Despite all those wonderful memories, there is one unpleasant hunting incident I shall never forget
It was after my parents had moved to town. I had not gone with the hunters, but stayed in town to keep Mother company. We decided to drive up to the ranch house for “old time’s sake” and, as we neared the house, we saw directly across the river from it, a hunter in a pickup starting to ford the river that was shallow enough to do so at that point. With no road across the river for many miles, that ford gave him access to our pristine hunting land — not yet hunted by our hunters this year.
Since neither Jack nor Lynn was on hand, I deemed it my duty to accost that trespasser who was ruining hunts for our hunters.
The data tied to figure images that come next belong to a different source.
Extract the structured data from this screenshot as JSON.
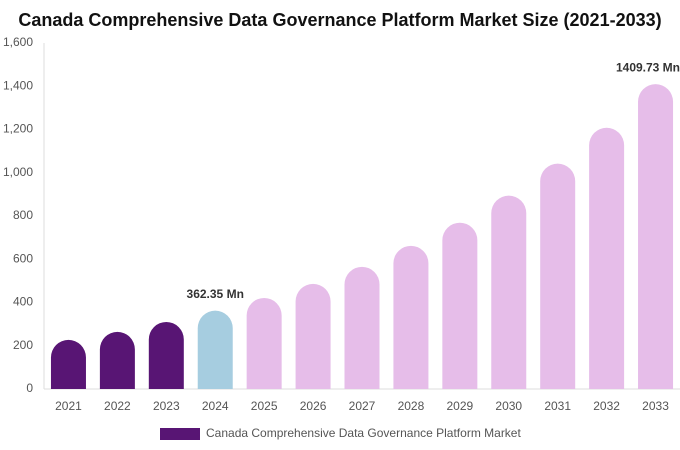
{
  "chart_data": {
    "type": "bar",
    "title": "Canada Comprehensive Data Governance Platform Market Size (2021-2033)",
    "categories": [
      "2021",
      "2022",
      "2023",
      "2024",
      "2025",
      "2026",
      "2027",
      "2028",
      "2029",
      "2030",
      "2031",
      "2032",
      "2033"
    ],
    "series": [
      {
        "name": "Canada Comprehensive Data Governance Platform Market",
        "color": "#581574",
        "values": [
          227,
          264,
          310,
          362.35,
          421,
          486,
          565,
          662,
          769,
          894,
          1042,
          1208,
          1409.73
        ],
        "value_labels": [
          null,
          null,
          null,
          "362.35 Mn",
          null,
          null,
          null,
          null,
          null,
          null,
          null,
          null,
          "1409.73 Mn"
        ],
        "colors": [
          "#581574",
          "#581574",
          "#581574",
          "#a6cde0",
          "#e6bde9",
          "#e6bde9",
          "#e6bde9",
          "#e6bde9",
          "#e6bde9",
          "#e6bde9",
          "#e6bde9",
          "#e6bde9",
          "#e6bde9"
        ]
      }
    ],
    "ylim": [
      0,
      1600
    ],
    "yticks": [
      0,
      200,
      400,
      600,
      800,
      {
        "value": 1000,
        "label": "1,000"
      },
      {
        "value": 1200,
        "label": "1,200"
      },
      {
        "value": 1400,
        "label": "1,400"
      },
      {
        "value": 1600,
        "label": "1,600"
      }
    ],
    "grid": false
  }
}
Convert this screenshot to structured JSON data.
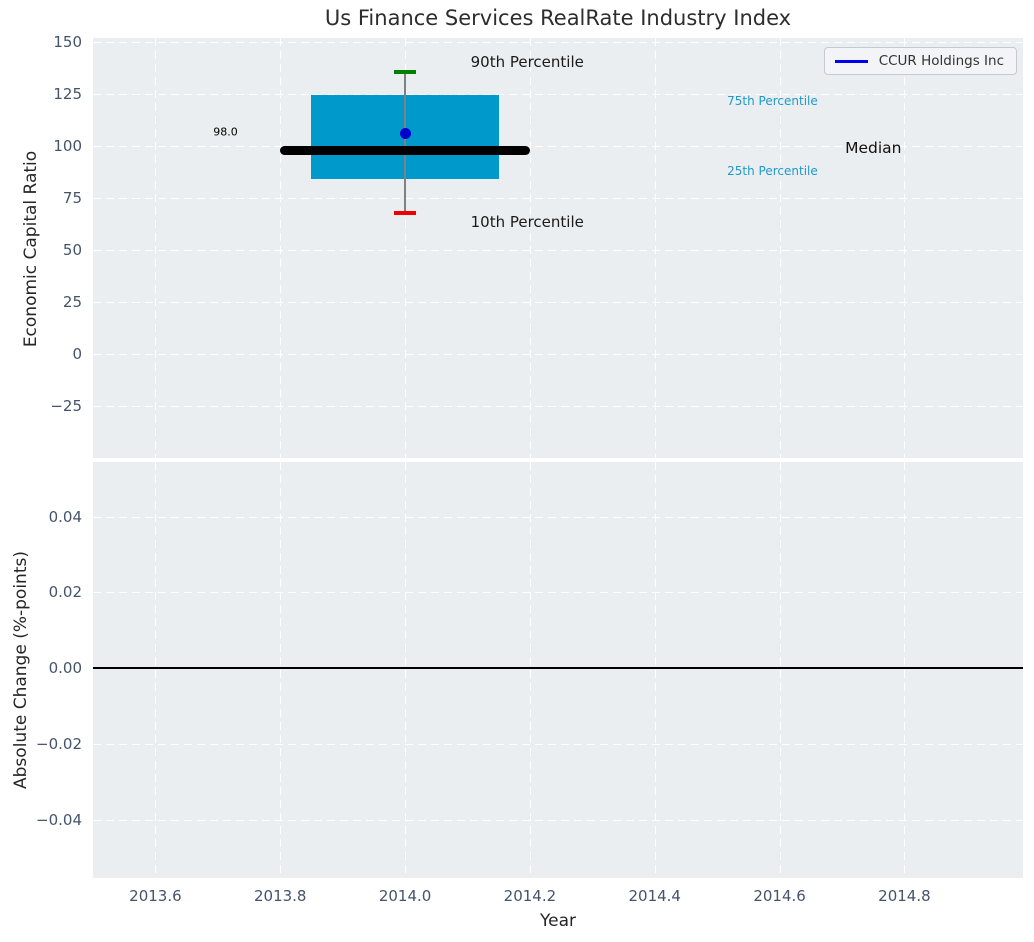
{
  "title": "Us Finance Services RealRate Industry Index",
  "colors": {
    "figure_bg": "#ffffff",
    "plot_bg": "#eaeef0",
    "grid": "#ffffff",
    "tick_label": "#44546b",
    "axis_label": "#262626",
    "title": "#2d2d2d",
    "box_fill": "#0099cc",
    "median_line": "#000000",
    "whisker": "#808080",
    "cap_90th": "#008000",
    "cap_10th": "#ee0000",
    "point": "#0000cd",
    "legend_line": "#0000ee",
    "percentile_label": "#1f9acb",
    "zero_line": "#000000"
  },
  "chart_data": [
    {
      "type": "boxplot",
      "title": "Us Finance Services RealRate Industry Index",
      "xlabel": "Year",
      "ylabel": "Economic Capital Ratio",
      "xlim": [
        2013.5,
        2014.99
      ],
      "ylim": [
        -50,
        152
      ],
      "grid": true,
      "legend_position": "upper right",
      "xtick_labels": [
        "2013.6",
        "2013.8",
        "2014.0",
        "2014.2",
        "2014.4",
        "2014.6",
        "2014.8"
      ],
      "xtick_values": [
        2013.6,
        2013.8,
        2014.0,
        2014.2,
        2014.4,
        2014.6,
        2014.8
      ],
      "ytick_labels": [
        "150",
        "125",
        "100",
        "75",
        "50",
        "25",
        "0",
        "−25"
      ],
      "ytick_values": [
        150,
        125,
        100,
        75,
        50,
        25,
        0,
        -25
      ],
      "box": {
        "x_center": 2014.0,
        "box_left": 2013.85,
        "box_right": 2014.15,
        "median_left": 2013.8,
        "median_right": 2014.2,
        "p10": 68,
        "p25": 84,
        "median": 98.0,
        "p75": 124.5,
        "p90": 135.5
      },
      "point": {
        "name": "CCUR Holdings Inc",
        "x": 2014.0,
        "y": 106.3
      },
      "legend": {
        "label": "CCUR Holdings Inc"
      },
      "annotations": [
        {
          "text": "90th Percentile",
          "x": 2014.105,
          "y": 140.5,
          "size": 15,
          "color": "#1a1a1a",
          "anchor": "left"
        },
        {
          "text": "10th Percentile",
          "x": 2014.105,
          "y": 63.5,
          "size": 15,
          "color": "#1a1a1a",
          "anchor": "left"
        },
        {
          "text": "98.0",
          "x": 2013.732,
          "y": 107,
          "size": 11,
          "color": "#000000",
          "anchor": "right"
        },
        {
          "text": "75th Percentile",
          "x": 2014.516,
          "y": 121.5,
          "size": 12,
          "color": "#1f9acb",
          "anchor": "left"
        },
        {
          "text": "Median",
          "x": 2014.705,
          "y": 99.3,
          "size": 15.5,
          "color": "#111111",
          "anchor": "left"
        },
        {
          "text": "25th Percentile",
          "x": 2014.516,
          "y": 87.8,
          "size": 12,
          "color": "#1f9acb",
          "anchor": "left"
        }
      ]
    },
    {
      "type": "line",
      "xlabel": "Year",
      "ylabel": "Absolute Change (%-points)",
      "xlim": [
        2013.5,
        2014.99
      ],
      "ylim": [
        -0.0553,
        0.0544
      ],
      "grid": true,
      "zero_line": 0.0,
      "series": [],
      "xtick_labels": [
        "2013.6",
        "2013.8",
        "2014.0",
        "2014.2",
        "2014.4",
        "2014.6",
        "2014.8"
      ],
      "xtick_values": [
        2013.6,
        2013.8,
        2014.0,
        2014.2,
        2014.4,
        2014.6,
        2014.8
      ],
      "ytick_labels": [
        "0.04",
        "0.02",
        "0.00",
        "−0.02",
        "−0.04"
      ],
      "ytick_values": [
        0.04,
        0.02,
        0.0,
        -0.02,
        -0.04
      ]
    }
  ]
}
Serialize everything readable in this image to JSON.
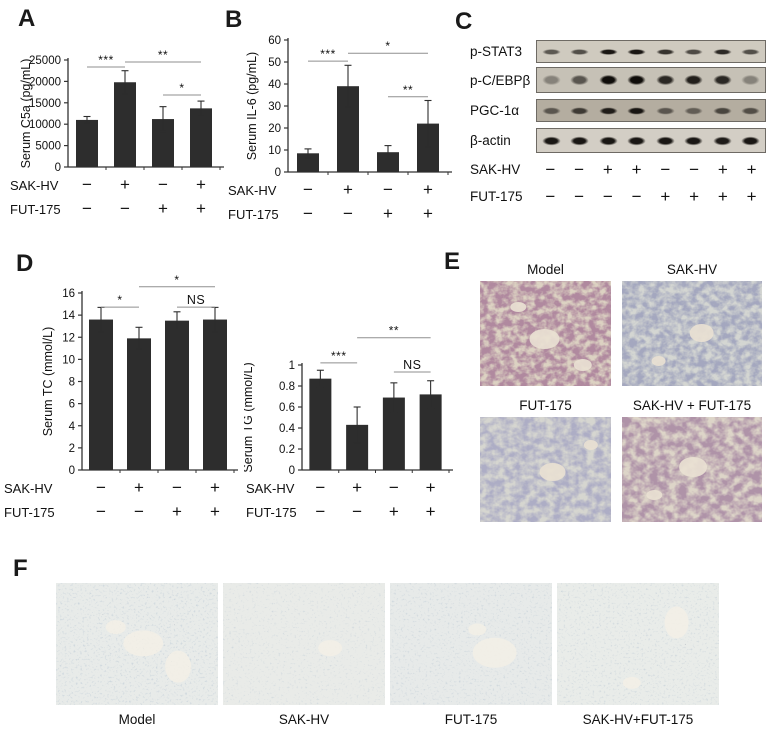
{
  "panel_labels": {
    "a": "A",
    "b": "B",
    "c": "C",
    "d": "D",
    "e": "E",
    "f": "F"
  },
  "colors": {
    "bar": "#2d2d2d",
    "axis": "#333333",
    "sig_line": "#8f8f8f",
    "band": "#14110e",
    "text": "#111111"
  },
  "chart_data": [
    {
      "id": "c5a",
      "panel": "A",
      "type": "bar",
      "title": "",
      "xlabel": "",
      "ylabel": "Serum C5a (pg/mL)",
      "ylim": [
        0,
        25000
      ],
      "ytick_step": 5000,
      "grid": false,
      "categories": [
        "Model",
        "SAK-HV",
        "FUT-175",
        "SAK-HV+FUT-175"
      ],
      "values": [
        11000,
        19800,
        11200,
        13700
      ],
      "errors": [
        800,
        2700,
        2900,
        1700
      ],
      "significance": [
        {
          "from": 0,
          "to": 1,
          "label": "***",
          "level": 0.065
        },
        {
          "from": 1,
          "to": 3,
          "label": "**",
          "level": 0.019
        },
        {
          "from": 2,
          "to": 3,
          "label": "*",
          "level": 0.327
        }
      ],
      "condition_rows": [
        {
          "label": "SAK-HV",
          "signs": [
            "−",
            "+",
            "−",
            "+"
          ]
        },
        {
          "label": "FUT-175",
          "signs": [
            "−",
            "−",
            "+",
            "+"
          ]
        }
      ]
    },
    {
      "id": "il6",
      "panel": "B",
      "type": "bar",
      "title": "",
      "xlabel": "",
      "ylabel": "Serum IL-6 (pg/mL)",
      "ylim": [
        0,
        60
      ],
      "ytick_step": 10,
      "grid": false,
      "categories": [
        "Model",
        "SAK-HV",
        "FUT-175",
        "SAK-HV+FUT-175"
      ],
      "values": [
        8.5,
        39,
        9,
        22
      ],
      "errors": [
        2,
        9.5,
        3,
        10.5
      ],
      "significance": [
        {
          "from": 0,
          "to": 1,
          "label": "***",
          "level": 0.16
        },
        {
          "from": 1,
          "to": 3,
          "label": "*",
          "level": 0.1
        },
        {
          "from": 2,
          "to": 3,
          "label": "**",
          "level": 0.43
        }
      ],
      "condition_rows": [
        {
          "label": "SAK-HV",
          "signs": [
            "−",
            "+",
            "−",
            "+"
          ]
        },
        {
          "label": "FUT-175",
          "signs": [
            "−",
            "−",
            "+",
            "+"
          ]
        }
      ]
    },
    {
      "id": "tc",
      "panel": "D",
      "type": "bar",
      "title": "",
      "xlabel": "",
      "ylabel": "Serum TC (mmol/L)",
      "ylim": [
        0,
        16
      ],
      "ytick_step": 2,
      "grid": false,
      "categories": [
        "Model",
        "SAK-HV",
        "FUT-175",
        "SAK-HV+FUT-175"
      ],
      "values": [
        13.6,
        11.9,
        13.5,
        13.6
      ],
      "errors": [
        1.1,
        1.0,
        0.8,
        1.1
      ],
      "significance": [
        {
          "from": 0,
          "to": 1,
          "label": "*",
          "level": 0.08
        },
        {
          "from": 1,
          "to": 3,
          "label": "*",
          "level": -0.035
        },
        {
          "from": 2,
          "to": 3,
          "label": "NS",
          "level": 0.08
        }
      ],
      "condition_rows": [
        {
          "label": "SAK-HV",
          "signs": [
            "−",
            "+",
            "−",
            "+"
          ]
        },
        {
          "label": "FUT-175",
          "signs": [
            "−",
            "−",
            "+",
            "+"
          ]
        }
      ]
    },
    {
      "id": "tg",
      "panel": "D",
      "type": "bar",
      "title": "",
      "xlabel": "",
      "ylabel": "Serum TG (mmol/L)",
      "ylim": [
        0,
        1
      ],
      "ytick_step": 0.2,
      "grid": false,
      "categories": [
        "Model",
        "SAK-HV",
        "FUT-175",
        "SAK-HV+FUT-175"
      ],
      "values": [
        0.87,
        0.43,
        0.69,
        0.72
      ],
      "errors": [
        0.08,
        0.17,
        0.14,
        0.13
      ],
      "significance": [
        {
          "from": 0,
          "to": 1,
          "label": "***",
          "level": -0.02
        },
        {
          "from": 1,
          "to": 3,
          "label": "**",
          "level": -0.26
        },
        {
          "from": 2,
          "to": 3,
          "label": "NS",
          "level": 0.067
        }
      ],
      "condition_rows": [
        {
          "label": "SAK-HV",
          "signs": [
            "−",
            "+",
            "−",
            "+"
          ]
        },
        {
          "label": "FUT-175",
          "signs": [
            "−",
            "−",
            "+",
            "+"
          ]
        }
      ]
    }
  ],
  "western_blot": {
    "rows": [
      {
        "label": "p-STAT3",
        "band_height": 8,
        "strip_height": 21,
        "bg": "#cfcabf",
        "intensities": [
          0.6,
          0.65,
          0.95,
          0.95,
          0.8,
          0.68,
          0.85,
          0.65
        ]
      },
      {
        "label": "p-C/EBPβ",
        "band_height": 14,
        "strip_height": 24,
        "bg": "#c6c1b6",
        "intensities": [
          0.35,
          0.6,
          1.0,
          1.0,
          0.85,
          0.9,
          0.85,
          0.35
        ]
      },
      {
        "label": "PGC-1α",
        "band_height": 10,
        "strip_height": 21,
        "bg": "#b4ada0",
        "intensities": [
          0.55,
          0.72,
          0.9,
          0.95,
          0.55,
          0.5,
          0.65,
          0.6
        ]
      },
      {
        "label": "β-actin",
        "band_height": 12,
        "strip_height": 23,
        "bg": "#d3cec5",
        "intensities": [
          0.95,
          0.95,
          0.95,
          0.95,
          0.95,
          0.95,
          0.92,
          0.95
        ]
      }
    ],
    "condition_rows": [
      {
        "label": "SAK-HV",
        "signs": [
          "−",
          "−",
          "+",
          "+",
          "−",
          "−",
          "+",
          "+"
        ]
      },
      {
        "label": "FUT-175",
        "signs": [
          "−",
          "−",
          "−",
          "−",
          "+",
          "+",
          "+",
          "+"
        ]
      }
    ]
  },
  "panel_e": {
    "images": [
      {
        "title": "Model",
        "tissue": "#6f4058",
        "bg": "#dcd2c2",
        "seed": 7,
        "freq": "0.13 0.15",
        "alpha": [
          2.8,
          -0.8
        ]
      },
      {
        "title": "SAK-HV",
        "tissue": "#5e6384",
        "bg": "#d4d6d2",
        "seed": 13,
        "freq": "0.13 0.15",
        "alpha": [
          2.5,
          -0.72
        ]
      },
      {
        "title": "FUT-175",
        "tissue": "#6a6a8e",
        "bg": "#d6d6d0",
        "seed": 23,
        "freq": "0.12 0.14",
        "alpha": [
          2.4,
          -0.7
        ]
      },
      {
        "title": "SAK-HV + FUT-175",
        "tissue": "#6d4a64",
        "bg": "#ddd5c8",
        "seed": 31,
        "freq": "0.11 0.13",
        "alpha": [
          2.6,
          -0.75
        ]
      }
    ]
  },
  "panel_f": {
    "images": [
      {
        "label": "Model",
        "tissue": "#7f94a9",
        "bg": "#e8ebe9",
        "seed": 5,
        "freq": "0.45 0.5",
        "alpha": [
          2.2,
          -1.25
        ],
        "specks": true
      },
      {
        "label": "SAK-HV",
        "tissue": "#8398ab",
        "bg": "#e9ebe8",
        "seed": 17,
        "freq": "0.45 0.5",
        "alpha": [
          2.0,
          -1.2
        ],
        "specks": false
      },
      {
        "label": "FUT-175",
        "tissue": "#8095a8",
        "bg": "#e7eae9",
        "seed": 27,
        "freq": "0.45 0.5",
        "alpha": [
          2.1,
          -1.22
        ],
        "specks": false
      },
      {
        "label": "SAK-HV+FUT-175",
        "tissue": "#8296a9",
        "bg": "#e9ece9",
        "seed": 37,
        "freq": "0.45 0.5",
        "alpha": [
          2.1,
          -1.22
        ],
        "specks": true
      }
    ]
  }
}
I waited for him as he headed across the river. He pulled up on the bank on our side and got out of his pickup. I marched up to him, considerably annoyed, and said indignantly, “Are you aware that this is private land and that it is posted? We do not appreciate trespassers hunting on our land.”
“Oh,” he said, “I was just kind of exploring the countryside. I wasn’t really planning to do any hunting.”
I then noticed his hands. They were bloody. Blood had dried on them. He had dressed out a deer — and had no water, until he got to the river, for washing them.
“From the looks of your hands,” I said, “you’ve already done your hunting — and you killed a deer on our land.”
There wasn’t much he could say at that point. He quickly got in his pickup and drove away — with the carcass of a deer well covered in back.
That was many years ago but I still get extremely agitated when I think of that trespassing hunter.